Some limitations are present in this study. First, it was based on self-reported questionnaires to assess the desired disorders (Bulimia, MD, EA) and may lead to social desirability bias. Nevertheless, not all the scales used in the study are validated in Lebanon. Second, the study is cross-sectional and hence it is not possible to draw causality relationships from the associations reported. A selection bias is present because of the inability to know the refusal rate and because of the snowball technique followed during the data collection, which does not support the generalizability of the findings. Information bias is also plausible since participants might not give honest answers to the questions. Finally, it is important to mention the possibility of residual confounding bias because other variables that might affect MDD were not considered in this study (such as time spent on social media, time spent at the gym, etc.).

Conclusion

The positive association between muscle dysmorphia and bulimia nervosa was mediated by body appreciation which is the main factor leading to both disorders. Therefore, body appreciation should be addressed in the evaluation and management of Muscle Dysmorphia.

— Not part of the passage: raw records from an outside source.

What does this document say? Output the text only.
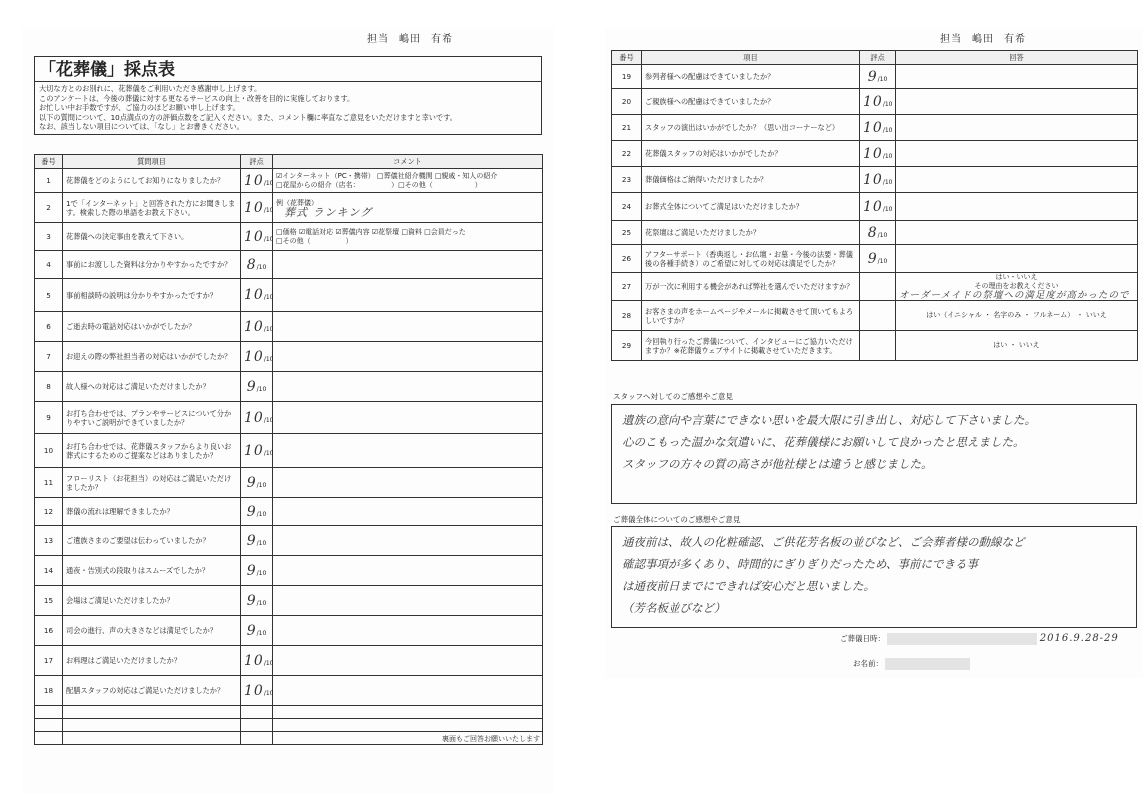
担当 嶋田 有希
「花葬儀」採点表
大切な方とのお別れに、花葬儀をご利用いただき感謝申し上げます。
このアンケートは、今後の葬儀に対する更なるサービスの向上・改善を目的に実施しております。
お忙しい中お手数ですが、ご協力のほどお願い申し上げます。
以下の質問について、10点満点の方の評価点数をご記入ください。また、コメント欄に率直なご意見をいただけますと幸いです。
なお、該当しない項目については、「なし」とお書きください。
番号	質問項目	評点	コメント
1	花葬儀をどのようにしてお知りになりましたか？	10/10	☑インターネット（PC・携帯） □葬儀社紹介機関 □親戚・知人の紹介
□花屋からの紹介（店名：　　　　　）□その他（　　　　　　）

2	1で「インターネット」と回答された方にお聞きします。検索した際の単語をお教え下さい。	10/10	例（花葬儀）
葬式 ランキング

3	花葬儀への決定事由を教えて下さい。	10/10	□価格 ☑電話対応 ☑葬儀内容 ☑花祭壇 □資料 □会員だった
□その他（　　　　　）

4	事前にお渡しした資料は分かりやすかったですか？	8/10	
5	事前相談時の説明は分かりやすかったですか？	10/10	
6	ご逝去時の電話対応はいかがでしたか？	10/10	
7	お迎えの際の弊社担当者の対応はいかがでしたか？	10/10	
8	故人様への対応はご満足いただけましたか？	9/10	
9	お打ち合わせでは、プランやサービスについて分かりやすいご説明ができていましたか？	10/10	
10	お打ち合わせでは、花葬儀スタッフからより良いお葬式にするためのご提案などはありましたか？	10/10	
11	フローリスト（お花担当）の対応はご満足いただけましたか？	9/10	
12	葬儀の流れは理解できましたか？	9/10	
13	ご遺族さまのご要望は伝わっていましたか？	9/10	
14	通夜・告別式の段取りはスムーズでしたか？	9/10	
15	会場はご満足いただけましたか？	9/10	
16	司会の進行、声の大きさなどは満足でしたか？	9/10	
17	お料理はご満足いただけましたか？	10/10	
18	配膳スタッフの対応はご満足いただけましたか？	10/10	

裏面もご回答お願いいたします
担当 嶋田 有希
番号	項目	評点	回答
19	参列者様への配慮はできていましたか？	9/10	
20	ご親族様への配慮はできていましたか？	10/10	
21	スタッフの演出はいかがでしたか？（思い出コーナーなど）	10/10	
22	花葬儀スタッフの対応はいかがでしたか？	10/10	
23	葬儀価格はご納得いただけましたか？	10/10	
24	お葬式全体についてご満足はいただけましたか？	10/10	
25	花祭壇はご満足いただけましたか？	8/10	
26	アフターサポート（香典返し・お仏壇・お墓・今後の法要・葬儀後の各種手続き）のご希望に対しての対応は満足でしたか？	9/10	
27	万が一次に利用する機会があれば弊社を選んでいただけますか？		はい・いいえ
その理由をお教えください
オーダーメイドの祭壇への満足度が高かったので

28	お客さまの声をホームページやメールに掲載させて頂いてもよろしいですか？		はい（イニシャル ・ 名字のみ ・ フルネーム） ・ いいえ

29	今回執り行ったご葬儀について、インタビューにご協力いただけますか？※花葬儀ウェブサイトに掲載させていただきます。		はい ・ いいえ
スタッフへ対してのご感想やご意見
遺族の意向や言葉にできない思いを最大限に引き出し、対応して下さいました。
心のこもった温かな気遣いに、花葬儀様にお願いして良かったと思えました。
スタッフの方々の質の高さが他社様とは違うと感じました。
ご葬儀全体についてのご感想やご意見
通夜前は、故人の化粧確認、ご供花芳名板の並びなど、ご会葬者様の動線など
確認事項が多くあり、時間的にぎりぎりだったため、事前にできる事
は通夜前日までにできれば安心だと思いました。
（芳名板並びなど）
ご葬儀日時：	2016.9.28-29
お名前：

Moreover, public awareness should be raised about this condition in addition to preventive and remedial educational programs targeting youth and adolescents, who are at higher risk.

Such programs can be also launched on various social media aiming to correct the standards of ideal body and enhance body appreciation to prevent disorders associated with body dissatisfaction and delusional conceptualization of body image such as ED and MD.